At the same time, the company has achieved steady progress in new businesses and new products. Such results are starting to appear particularly in the medical and healthcare equipment business, which is a focus area for Bando.
The medical and healthcare equipment business is mainly led by Aimedic MMT Co., Ltd., a wholly owned subsidiary acquired by the company in May 2019. Aimedic MMT excels in selling orthopedic medical devices, an area in which it has built high brand recognition. It is currently working on several development projects that fuse the core rubber, elastomer, and resin technologies of Bando. One of these projects involves expanding sales of the elastic strain sensor C-STRETCH that was commercialized during the BF-1 stage. C-STRETCH is a novel type of sensor developed by the company using elastic, conductive elastomer material. It allows detection of various strains through superior elasticity and flexibility, and is used to measure movements and biometric information. Bando aims to leverage synergies with Aimedic MMT to establish a medical and healthcare equipment business with C-STRETCH as a flagship product.
Meanwhile, the company is also making steady headway in the electronic products business, another pillar of its new businesses. It is starting to see effects from business growth for its optical clear adhesive Free Crystal for automotive applications, and from its precision polishing material TOPX for displays. In addition, Bando is focusing on expanding sales of its high thermal conductive sheet HEATEX.

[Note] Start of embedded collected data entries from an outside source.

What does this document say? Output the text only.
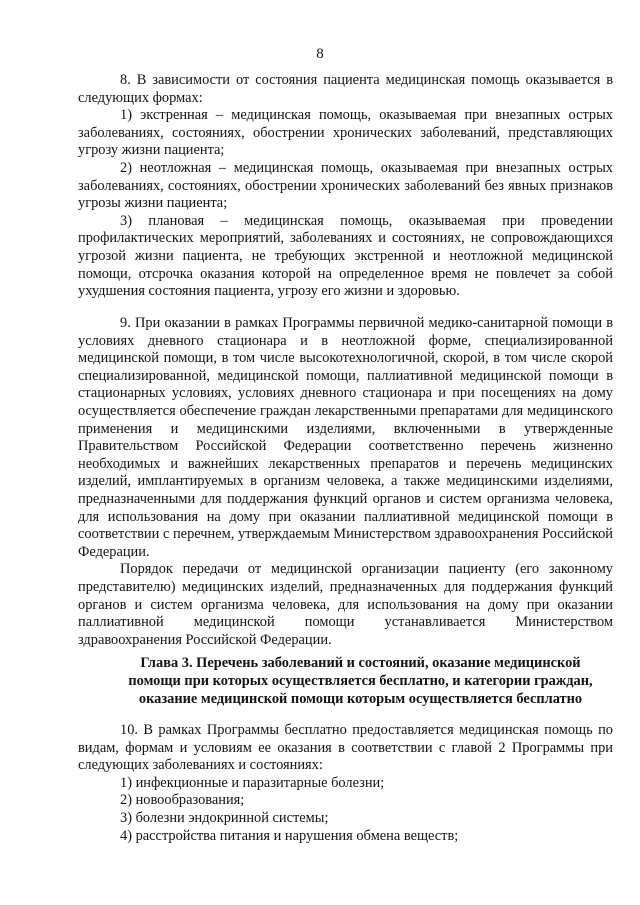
8

8. В зависимости от состояния пациента медицинская помощь оказывается в следующих формах:

1) экстренная – медицинская помощь, оказываемая при внезапных острых заболеваниях, состояниях, обострении хронических заболеваний, представляющих угрозу жизни пациента;

2) неотложная – медицинская помощь, оказываемая при внезапных острых заболеваниях, состояниях, обострении хронических заболеваний без явных признаков угрозы жизни пациента;

3) плановая – медицинская помощь, оказываемая при проведении профилактических мероприятий, заболеваниях и состояниях, не сопровождающихся угрозой жизни пациента, не требующих экстренной и неотложной медицинской помощи, отсрочка оказания которой на определенное время не повлечет за собой ухудшения состояния пациента, угрозу его жизни и здоровью.

9. При оказании в рамках Программы первичной медико-санитарной помощи в условиях дневного стационара и в неотложной форме, специализированной медицинской помощи, в том числе высокотехнологичной, скорой, в том числе скорой специализированной, медицинской помощи, паллиативной медицинской помощи в стационарных условиях, условиях дневного стационара и при посещениях на дому осуществляется обеспечение граждан лекарственными препаратами для медицинского применения и медицинскими изделиями, включенными в утвержденные Правительством Российской Федерации соответственно перечень жизненно необходимых и важнейших лекарственных препаратов и перечень медицинских изделий, имплантируемых в организм человека, а также медицинскими изделиями, предназначенными для поддержания функций органов и систем организма человека, для использования на дому при оказании паллиативной медицинской помощи в соответствии с перечнем, утверждаемым Министерством здравоохранения Российской Федерации.

Порядок передачи от медицинской организации пациенту (его законному представителю) медицинских изделий, предназначенных для поддержания функций органов и систем организма человека, для использования на дому при оказании паллиативной медицинской помощи устанавливается Министерством здравоохранения Российской Федерации.

Глава 3. Перечень заболеваний и состояний, оказание медицинской
помощи при которых осуществляется бесплатно, и категории граждан,
оказание медицинской помощи которым осуществляется бесплатно

10. В рамках Программы бесплатно предоставляется медицинская помощь по видам, формам и условиям ее оказания в соответствии с главой 2 Программы при следующих заболеваниях и состояниях:

1) инфекционные и паразитарные болезни;

2) новообразования;

3) болезни эндокринной системы;

4) расстройства питания и нарушения обмена веществ;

Medium- to long-term strategy (Automotive Parts segment)
The first guideline of the BF-2 stage of Bando’s medium- to long-term plan is to create new businesses. The company therefore aims to prioritize the allocation of management resources to activities that create new businesses and reshuffle its existing business portfolio. Its focus on new business creation is mainly driven by a sense of urgency surrounding the decline in its mainstay Automotive Parts segment.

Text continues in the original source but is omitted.